A second slide is even more distressing, revealing that healthcare spending on patients over 75 averages about five times what we spend on 40-year-olds.

Yet the next graph that Reinhardt offers is a little puzzling.

Here, we see that the United States spends close to $7,000 per person on care -- even though its population is younger than the citizens of most developed countries, including Germany, Italy and Japan. (Because of a slightly higher fertility rate and an annual intake of 900,000 legal immigrants, the median age in the United States will rise in just three years to 39 over the next quarter-century, before the aging of America really starts to accelerate.) Meanwhile, Japan's population has been graying for some time, yet it spends only $1,000 per person.
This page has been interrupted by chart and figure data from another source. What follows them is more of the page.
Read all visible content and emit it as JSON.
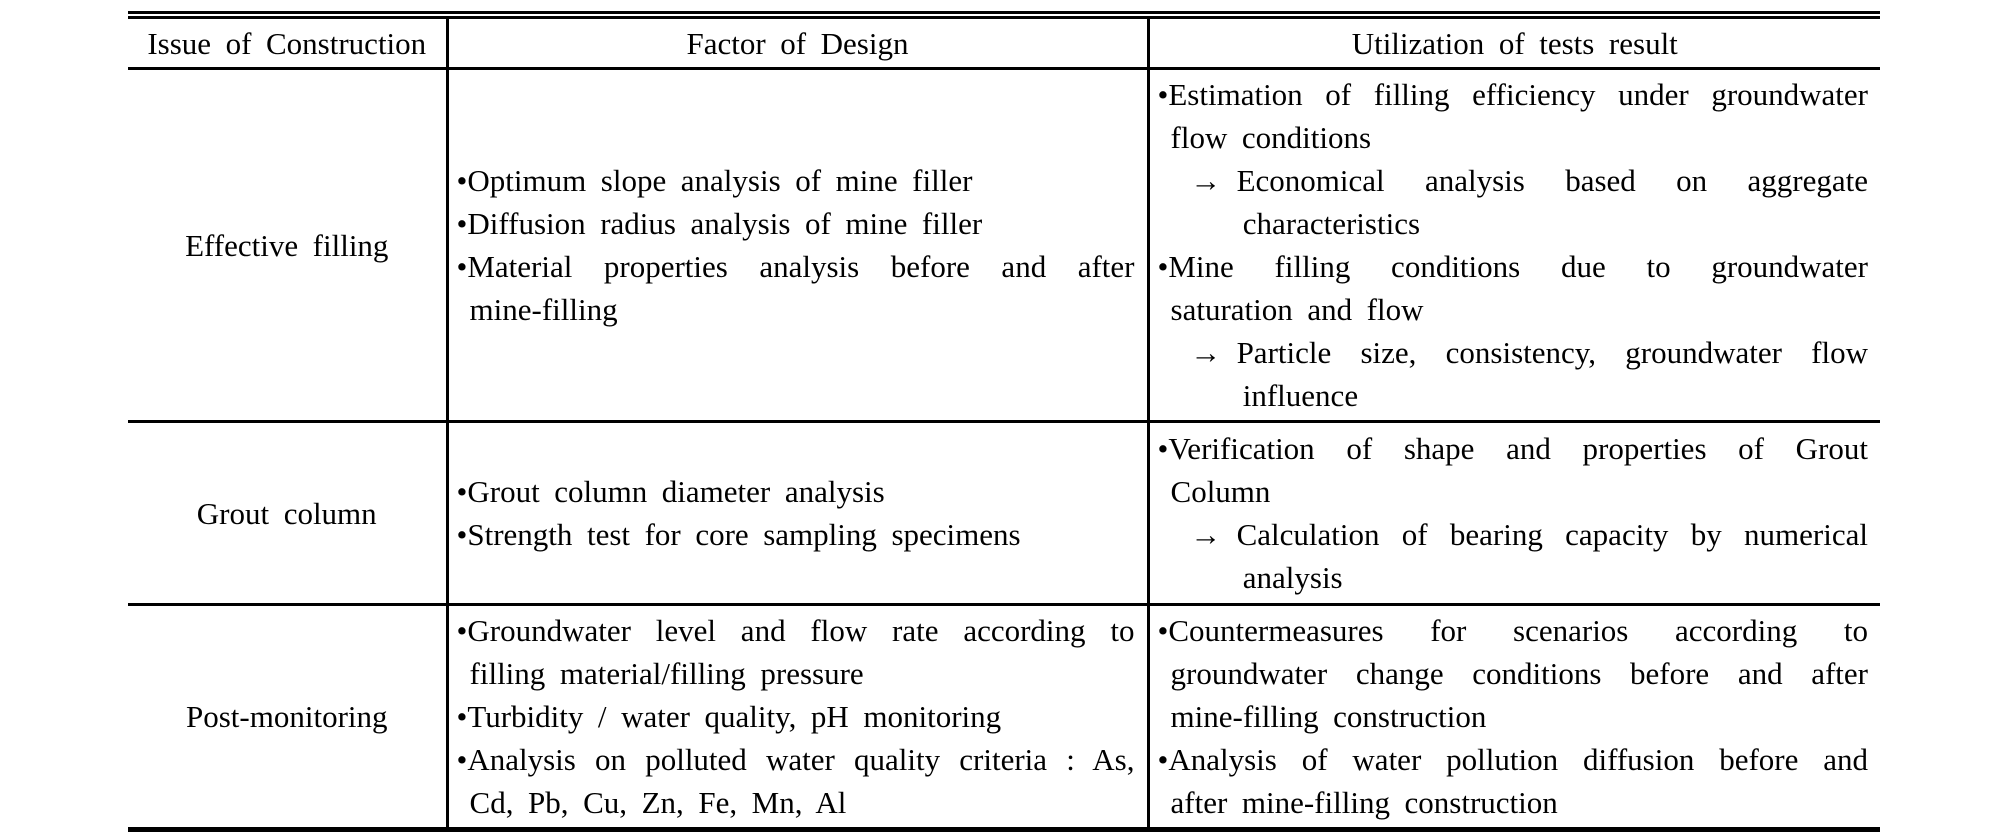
{
  "glyphs": {
    "bullet": "•",
    "arrow": "→"
  },
  "colors": {
    "border": "#000000",
    "text": "#000000",
    "background": "#ffffff"
  },
  "table": {
    "headers": {
      "issue": "Issue of Construction",
      "factor": "Factor of Design",
      "utilization": "Utilization of tests result"
    },
    "rows": [
      {
        "issue": "Effective filling",
        "factors": [
          "Optimum slope analysis of mine filler",
          "Diffusion radius analysis of mine filler",
          "Material properties analysis before and after mine-filling"
        ],
        "utilization": [
          {
            "text": "Estimation of filling efficiency under groundwater flow conditions",
            "sub": "Economical analysis based on aggregate characteristics"
          },
          {
            "text": "Mine filling conditions due to groundwater saturation and flow",
            "sub": "Particle size, consistency, groundwater flow influence"
          }
        ]
      },
      {
        "issue": "Grout column",
        "factors": [
          "Grout column diameter analysis",
          "Strength test for core sampling specimens"
        ],
        "utilization": [
          {
            "text": "Verification of shape and properties of Grout Column",
            "sub": "Calculation of bearing capacity by numerical analysis"
          }
        ]
      },
      {
        "issue": "Post-monitoring",
        "factors": [
          "Groundwater level and flow rate according to filling material/filling pressure",
          "Turbidity / water quality, pH monitoring",
          "Analysis on polluted water quality criteria : As, Cd, Pb, Cu, Zn, Fe, Mn, Al"
        ],
        "utilization": [
          {
            "text": "Countermeasures for scenarios according to groundwater change conditions before and after mine-filling construction"
          },
          {
            "text": "Analysis of water pollution diffusion before and after mine-filling construction"
          }
        ]
      }
    ]
  }
}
Could eating fish really make that much difference?

Reinhardt's next graph provides the explanation.

It turns out that when you look at estimates of growth in healthcare spending from 1990 to 2030, a senescent citizenry plays only a minor role in the projected jump from $585 billion (what we laid out for healthcare in 1990) to $14,026 billion (what analysts say we'll ante up in 2030, assuming we continue in our profligate ways).

What will be the biggest factor pushing the tab so much higher? Innovation. "The healthcare industry will continue developing new stuff for every age group," Reinhardt explains. Will that "new stuff" -- in the form of new drugs, devices, tests and procedures -- be worth it? Some of it will be. Some won't. Indeed as this article from Health Affairs reveals, over the past 12 years, rising spending on new medical technologies designed to address heart disease has not meant that more patients have survived. In many areas, we seem to have reached a point of diminishing returns. This also is true in the drug industry, where most new entries are "me too drugs" -- little different from products already on the market.